1) As per the remittance basis of taxation under Singapore law, income arising outside the country is taxable only when that income is remitted to and received in the Singapore. However, any income accruing in or derived from Singapore is taxable on accrual basis under Singapore law.

2) For applicability of limitation of benefit clause, two conditions needs to be satisfy, firstly, income earned from the source state (here in this case, India) is exempt from tax or is taxed at a reduced rate; and secondly, under the laws in force of the resident State (Singapore), such income is subject to tax by reference to the amount thereof which is remitted to or received in the resident State and not by reference to the full amount  thereof.
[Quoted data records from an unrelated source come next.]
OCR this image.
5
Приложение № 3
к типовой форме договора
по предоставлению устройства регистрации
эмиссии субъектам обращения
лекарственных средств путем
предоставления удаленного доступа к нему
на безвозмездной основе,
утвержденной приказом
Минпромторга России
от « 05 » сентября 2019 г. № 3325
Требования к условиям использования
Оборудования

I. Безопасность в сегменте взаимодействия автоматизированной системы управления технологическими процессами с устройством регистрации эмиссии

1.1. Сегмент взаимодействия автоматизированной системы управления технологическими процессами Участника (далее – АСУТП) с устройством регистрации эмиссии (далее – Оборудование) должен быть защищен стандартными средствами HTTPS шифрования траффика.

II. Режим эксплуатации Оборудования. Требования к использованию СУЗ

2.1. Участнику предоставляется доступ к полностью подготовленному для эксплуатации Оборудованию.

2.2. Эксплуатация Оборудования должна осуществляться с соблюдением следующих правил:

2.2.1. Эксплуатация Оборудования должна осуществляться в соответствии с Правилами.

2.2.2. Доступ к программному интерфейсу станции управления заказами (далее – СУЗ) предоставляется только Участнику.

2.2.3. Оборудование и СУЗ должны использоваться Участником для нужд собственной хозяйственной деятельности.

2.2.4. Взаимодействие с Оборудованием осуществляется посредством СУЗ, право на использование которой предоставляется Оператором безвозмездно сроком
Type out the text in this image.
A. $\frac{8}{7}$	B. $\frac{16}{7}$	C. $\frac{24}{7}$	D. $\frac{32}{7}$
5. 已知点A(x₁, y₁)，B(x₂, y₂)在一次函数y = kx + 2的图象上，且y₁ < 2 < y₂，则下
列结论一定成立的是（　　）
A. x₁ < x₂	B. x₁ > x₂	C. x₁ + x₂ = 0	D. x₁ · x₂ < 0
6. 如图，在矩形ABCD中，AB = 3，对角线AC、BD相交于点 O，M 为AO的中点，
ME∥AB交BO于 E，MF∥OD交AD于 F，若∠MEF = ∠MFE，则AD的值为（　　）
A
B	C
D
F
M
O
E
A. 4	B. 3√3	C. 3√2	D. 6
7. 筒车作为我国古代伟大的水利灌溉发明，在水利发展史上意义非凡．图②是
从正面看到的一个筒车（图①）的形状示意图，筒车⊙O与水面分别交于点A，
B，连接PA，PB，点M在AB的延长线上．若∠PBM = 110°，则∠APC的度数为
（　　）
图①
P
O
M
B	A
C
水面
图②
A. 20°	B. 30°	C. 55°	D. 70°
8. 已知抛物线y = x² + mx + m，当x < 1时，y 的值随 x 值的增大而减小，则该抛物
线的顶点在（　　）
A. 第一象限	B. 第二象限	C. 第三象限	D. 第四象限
If both the conditions are satisfied, then only the exemption is allowed or the reduced rate of tax is levied on the amount so remitted.

3) In the instant case, the income of assessee-company from shipping operations was not taxable on remittance basis under the laws of Singapore, albeit it was liable to be taxed in-principle on accrual basis by virtue of the fact that this income under the income tax laws of Singapore is regarded as 'accruing in or derived from Singapore'.

4) Thus, the condition of article 24 couldn’t be satisfied in the present case. Therefore, CIT (Appeals) was not justified in denying the benefit of article 8 by invoking the limitation of benefit clause. - [2017] 78 240 (Mumbai - Trib.)